Es la vertiente más cotidiana, cercana, común y simpática del fenómeno. Las otras, como las de Kennedy o los nazis, resultantan mucho más graves y aterradoras. Se podría aplicar también a la invasión de Irak por parte de Bush... donde las primeras voces discordantes con esos planes (en el fondo Hussein era tan enemigo de Al Quaeda como ellos) fueron apartadas al momento de la toma de decisiones... y el resto entró al momento en el juego del pensamiento de grupo.
Por cierto, dentro de un par de horas salgo de viaje, por lo que estaré una semanita "desenchufado" de estos mundos de internet.

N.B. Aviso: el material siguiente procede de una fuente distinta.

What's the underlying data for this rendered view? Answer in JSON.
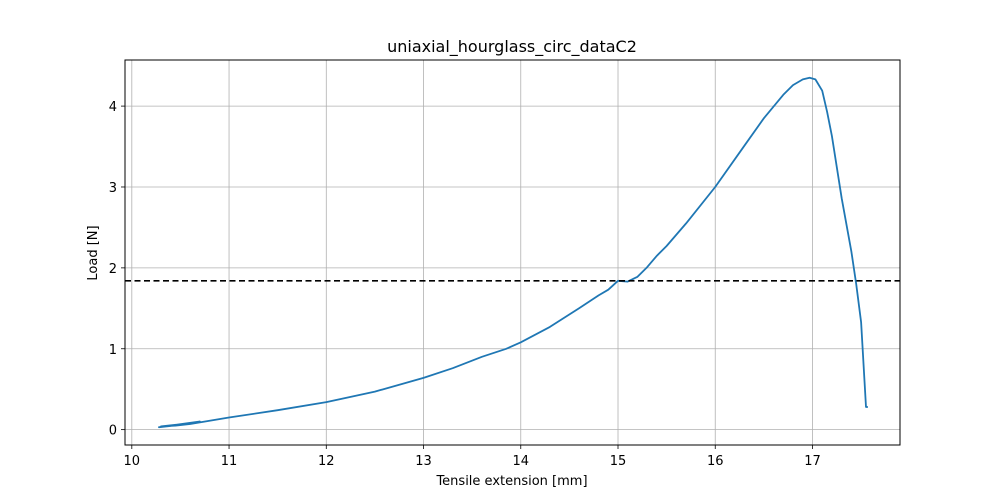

Con una decisión de grupo de esas ganó Apichatpong en Cannes, seguro.
Seguro que sí, Paco, y porque les parecía que el apellido daba para mucho cachondeo.
Y, ahora que las citas, las reuniones de jurados para premios, especialmente premios "muy artísticos", son un campo abonado para el pensamiento de grupo... Merecerían todo un post para ellas solitas, sí señor...
Yo sí creo que la pluma es mas poderosa que la espada, igual que puede hacer mas daño una palabra que una bofetada, pero claro, extrapolado a guerras, gobiernos ya es más complicado, entran otros muchos intereses.
Como siempre, una leccion magistral.
Saludos
Gracias, Lola... y es cierto, una palabra puede ser más poderosa que cualquier arma, tanto para bien como para mal... hay palabras que hieren más que el más afilado de los cuchillos.